Supremacia Branca, Colonialismo, Bruxaria e Pentáculo de Ferro

SUPREMACIA BRANCA, COLONIALISMO, BRUXARIA E PENTÁCULO DE FERRO.
© Gede Parma. Todos os direitos reservados.
Traduzido por Lilo Assenci

Eu posso dizer agora mesmo que não quero escrever estas palavras, mas sou impelido pelos Poderosos Mortos, sou impelido por meus ancestrais, tenho uma obrigação com meus juramentos, para ajudar e defender meus familiares e semelhantes, em várias tradições… E, para além de ajudar e defender minha família bruxa, meus juramentos que me inspiram a trabalhar minha feitiçaria por justiça e cura.
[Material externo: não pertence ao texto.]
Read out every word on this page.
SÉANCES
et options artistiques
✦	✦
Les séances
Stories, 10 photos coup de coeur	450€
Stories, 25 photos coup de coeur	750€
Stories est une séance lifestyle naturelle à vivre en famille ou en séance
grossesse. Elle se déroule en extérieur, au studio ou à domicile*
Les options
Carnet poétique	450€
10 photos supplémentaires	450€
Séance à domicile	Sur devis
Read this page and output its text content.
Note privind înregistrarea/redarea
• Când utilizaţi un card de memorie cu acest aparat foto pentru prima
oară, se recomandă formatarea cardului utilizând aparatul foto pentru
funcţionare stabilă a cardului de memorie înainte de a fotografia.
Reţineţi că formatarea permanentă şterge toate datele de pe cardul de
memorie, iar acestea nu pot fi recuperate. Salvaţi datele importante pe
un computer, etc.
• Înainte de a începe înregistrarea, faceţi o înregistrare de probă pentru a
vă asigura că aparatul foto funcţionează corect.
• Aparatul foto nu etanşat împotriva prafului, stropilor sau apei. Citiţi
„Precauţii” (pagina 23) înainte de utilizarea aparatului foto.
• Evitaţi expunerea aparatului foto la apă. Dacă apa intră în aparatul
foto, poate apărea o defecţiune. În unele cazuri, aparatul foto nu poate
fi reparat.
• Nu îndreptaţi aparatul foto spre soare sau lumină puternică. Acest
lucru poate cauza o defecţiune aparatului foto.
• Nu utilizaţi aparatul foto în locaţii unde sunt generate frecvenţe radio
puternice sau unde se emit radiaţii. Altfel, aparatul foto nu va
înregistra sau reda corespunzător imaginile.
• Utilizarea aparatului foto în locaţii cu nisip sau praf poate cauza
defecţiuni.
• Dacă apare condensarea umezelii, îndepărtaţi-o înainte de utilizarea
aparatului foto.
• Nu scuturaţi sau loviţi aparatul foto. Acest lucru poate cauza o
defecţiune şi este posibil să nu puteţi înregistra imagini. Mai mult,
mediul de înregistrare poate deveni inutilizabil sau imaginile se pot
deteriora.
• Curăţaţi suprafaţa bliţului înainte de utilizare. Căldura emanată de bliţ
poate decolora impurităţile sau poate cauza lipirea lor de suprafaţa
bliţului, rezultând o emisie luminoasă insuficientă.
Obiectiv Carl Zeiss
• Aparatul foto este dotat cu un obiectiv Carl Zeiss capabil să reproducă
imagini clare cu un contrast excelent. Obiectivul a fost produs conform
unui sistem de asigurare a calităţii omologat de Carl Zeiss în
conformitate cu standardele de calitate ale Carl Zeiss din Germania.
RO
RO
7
Na sexta-feira, 15 de março, um massacre contra membros da fé islâmica ocorreu na cidade de Christchurch, na Nova Zelândia. Foi realizado por pessoas que acreditam que o Islã é inerentemente uma fé violenta e bárbara e cujas ideologias são dolorosamente supremacistas brancas* . Nesta mesma semana, membros do partido político de extrema-direita One Nation, na Austrália, foram criticados por sua política de verificação de DNA do povo aborígene. E nessa mesma semana, apesar de não estar perto dessas atrocidades anteriores, eu pessoalmente fui alvejado e ameaçado via facebook e e-mail por um supremacista branco. Há uma semana, neste dia, facilitei uma aula à distância de duas horas através da plataforma Zoom sobre os temas de apropriação cultural, colonialismo e racismo na feitiçaria e paganismo hoje. Então, que porra é essa?
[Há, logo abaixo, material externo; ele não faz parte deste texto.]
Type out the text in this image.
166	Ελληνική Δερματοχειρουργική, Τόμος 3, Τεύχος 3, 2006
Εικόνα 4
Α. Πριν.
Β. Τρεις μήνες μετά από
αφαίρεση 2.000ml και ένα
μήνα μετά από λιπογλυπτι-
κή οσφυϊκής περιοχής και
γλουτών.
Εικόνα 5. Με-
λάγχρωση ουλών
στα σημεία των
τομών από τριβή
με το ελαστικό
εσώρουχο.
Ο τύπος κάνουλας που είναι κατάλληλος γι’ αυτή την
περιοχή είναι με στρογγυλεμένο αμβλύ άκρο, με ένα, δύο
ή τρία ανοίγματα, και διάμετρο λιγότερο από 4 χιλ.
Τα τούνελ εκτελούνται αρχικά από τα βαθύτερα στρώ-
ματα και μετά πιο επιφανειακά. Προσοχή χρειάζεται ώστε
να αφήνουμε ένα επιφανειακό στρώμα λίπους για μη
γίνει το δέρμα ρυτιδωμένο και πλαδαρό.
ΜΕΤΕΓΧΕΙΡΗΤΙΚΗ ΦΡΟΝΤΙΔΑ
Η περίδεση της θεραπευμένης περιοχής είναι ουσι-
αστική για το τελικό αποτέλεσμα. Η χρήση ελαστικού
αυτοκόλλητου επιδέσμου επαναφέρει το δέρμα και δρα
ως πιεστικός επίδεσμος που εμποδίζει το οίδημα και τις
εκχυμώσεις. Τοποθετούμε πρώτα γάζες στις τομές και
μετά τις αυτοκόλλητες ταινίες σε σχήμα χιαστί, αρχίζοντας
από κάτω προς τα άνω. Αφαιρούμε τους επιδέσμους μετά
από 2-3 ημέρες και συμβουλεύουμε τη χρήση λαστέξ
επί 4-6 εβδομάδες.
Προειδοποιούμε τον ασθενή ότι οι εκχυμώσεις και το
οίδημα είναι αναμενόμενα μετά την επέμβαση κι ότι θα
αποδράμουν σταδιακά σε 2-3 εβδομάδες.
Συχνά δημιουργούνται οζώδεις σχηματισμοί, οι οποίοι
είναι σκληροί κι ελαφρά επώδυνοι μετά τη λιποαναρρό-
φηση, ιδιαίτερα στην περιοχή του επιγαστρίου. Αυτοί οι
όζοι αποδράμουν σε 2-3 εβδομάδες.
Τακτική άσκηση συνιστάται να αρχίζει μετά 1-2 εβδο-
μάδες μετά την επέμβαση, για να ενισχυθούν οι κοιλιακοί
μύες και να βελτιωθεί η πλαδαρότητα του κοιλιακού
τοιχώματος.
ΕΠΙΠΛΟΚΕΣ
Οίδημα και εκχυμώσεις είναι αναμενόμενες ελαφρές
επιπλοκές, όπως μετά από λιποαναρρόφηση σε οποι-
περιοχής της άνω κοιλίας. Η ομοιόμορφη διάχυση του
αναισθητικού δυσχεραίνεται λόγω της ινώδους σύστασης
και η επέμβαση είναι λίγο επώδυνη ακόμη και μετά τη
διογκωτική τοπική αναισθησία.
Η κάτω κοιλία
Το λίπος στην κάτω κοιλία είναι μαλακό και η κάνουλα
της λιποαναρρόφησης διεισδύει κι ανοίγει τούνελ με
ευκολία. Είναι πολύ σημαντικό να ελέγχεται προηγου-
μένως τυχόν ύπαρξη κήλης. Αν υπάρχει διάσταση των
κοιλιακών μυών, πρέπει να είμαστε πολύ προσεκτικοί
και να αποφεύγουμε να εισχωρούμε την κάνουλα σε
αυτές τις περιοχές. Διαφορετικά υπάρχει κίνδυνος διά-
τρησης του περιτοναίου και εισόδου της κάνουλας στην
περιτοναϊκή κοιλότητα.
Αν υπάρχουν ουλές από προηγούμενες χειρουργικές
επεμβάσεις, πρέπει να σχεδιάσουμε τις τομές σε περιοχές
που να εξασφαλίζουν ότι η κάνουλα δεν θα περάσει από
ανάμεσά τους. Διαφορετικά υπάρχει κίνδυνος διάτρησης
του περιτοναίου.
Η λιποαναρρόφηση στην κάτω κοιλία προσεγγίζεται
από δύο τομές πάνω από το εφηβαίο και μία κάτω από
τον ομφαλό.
Esses eventos, embora dolorosos e chocantes para muitos, não surpreendem muitos de nós que sabem, intimamente, que não apenas vivemos em culturas que ativamente marginalizam e oprimem mulheres e pessoas nascidas e designadas como do sexo feminino, pessoas queer, pessoas trans, idosos, crianças, pessoas portadoras de deficiência, trabalhadoras do sexo, etc. Mas, através de tudo isso, ligado a tudo isso – porque toda opressão está conectada – estamos vivendo em culturas que são supremacistas brancas e racistas.

Se você negar isso, então você está em negação. É simplesmente isto. Se você ativamente refutar esta afirmação, então nada que eu possa dizer provavelmente mudará sua perspectiva sobre isso.

Eu moro em terras roubadas. Fui trazido para viver em terras roubadas pelos meus pais, e meus pais precisaram e fizeram estas escolhas para si mesmos e seus filhos. Eu não faço nenhum julgamento sobre estas escolhas. Minha mãe nasceu e foi criada em terras roubadas. Eu vivi nas terras dos povos Jagera e Turrbal, da Nação de Wurundjeri, da Nação de Giabal, Kombumerri, Yugambeh e Bindal e da Nação de Wulgurukaba. Todas invadidas pelas forças imperialistas britânicas, todas ocupadas e liquidadas, e tudo isto sem consentimento… Terras roubadas. Atualmente, moro em uma cidade-colona chamada Brisbane, batizada em homenagem a um homem branco, um escocês, governador de Nova Gales do Sul no início do século XIX. Terra roubada, em homenagem a alguém que faz escolhas apoiadas pelo Império. Esta é a supremacia branca em ação. Não é apenas insidioso; também soa claro como um sino.

Eu não posso falar sobre a supremacia branca sem falar de brancura e racismo.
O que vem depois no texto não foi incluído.